This work investigates whether low-complexity models can surpass comparably sized Transformers in mathematical reasoning under fixed inference budgets, leveraging higher throughput. We propose a knowledge distillation–based optimization framework for the Mamba architecture: using a Transformer as teacher, we perform lightweight distillation (8B tokens) to train pure and hybrid Mamba variants, augmented with chain-of-thought trajectory generation and aggregation, and domain-specific fine-tuning on mathematical reasoning tasks. Experiments show that distilled Mamba achieves significantly faster inference—especially for long sequences and large batch sizes—while suffering only marginal zero-shot accuracy degradation, recoverable via increased inference steps. Notably, on benchmarks including MATH and AMC, it achieves both higher accuracy and broader problem coverage within time-constrained settings for the first time, establishing a novel paradigm of “inference compute scalability.”

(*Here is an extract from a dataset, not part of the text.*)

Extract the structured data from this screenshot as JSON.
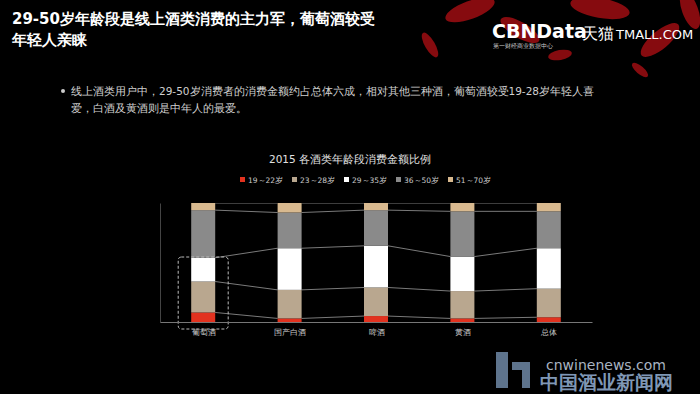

Recent advancements have demonstrated that the performance of large language models (LLMs) can be significantly enhanced by scaling computational resources at test time. A common strategy involves generating multiple Chain-of-Thought (CoT) trajectories and aggregating their outputs through various selection mechanisms. This raises a fundamental question: can models with lower complexity leverage their superior generation throughput to outperform similarly sized Transformers for a fixed computational budget? To address this question and overcome the lack of strong subquadratic reasoners, we distill pure and hybrid Mamba models from pretrained Transformers. Trained on only 8 billion tokens, our distilled models show strong performance and scaling on mathematical reasoning datasets while being much faster at inference for large batches and long sequences. Despite the zero-shot performance hit due to distillation, both pure and hybrid Mamba models can scale their coverage and accuracy performance past their Transformer teacher models under fixed time budgets, opening a new direction for scaling inference compute.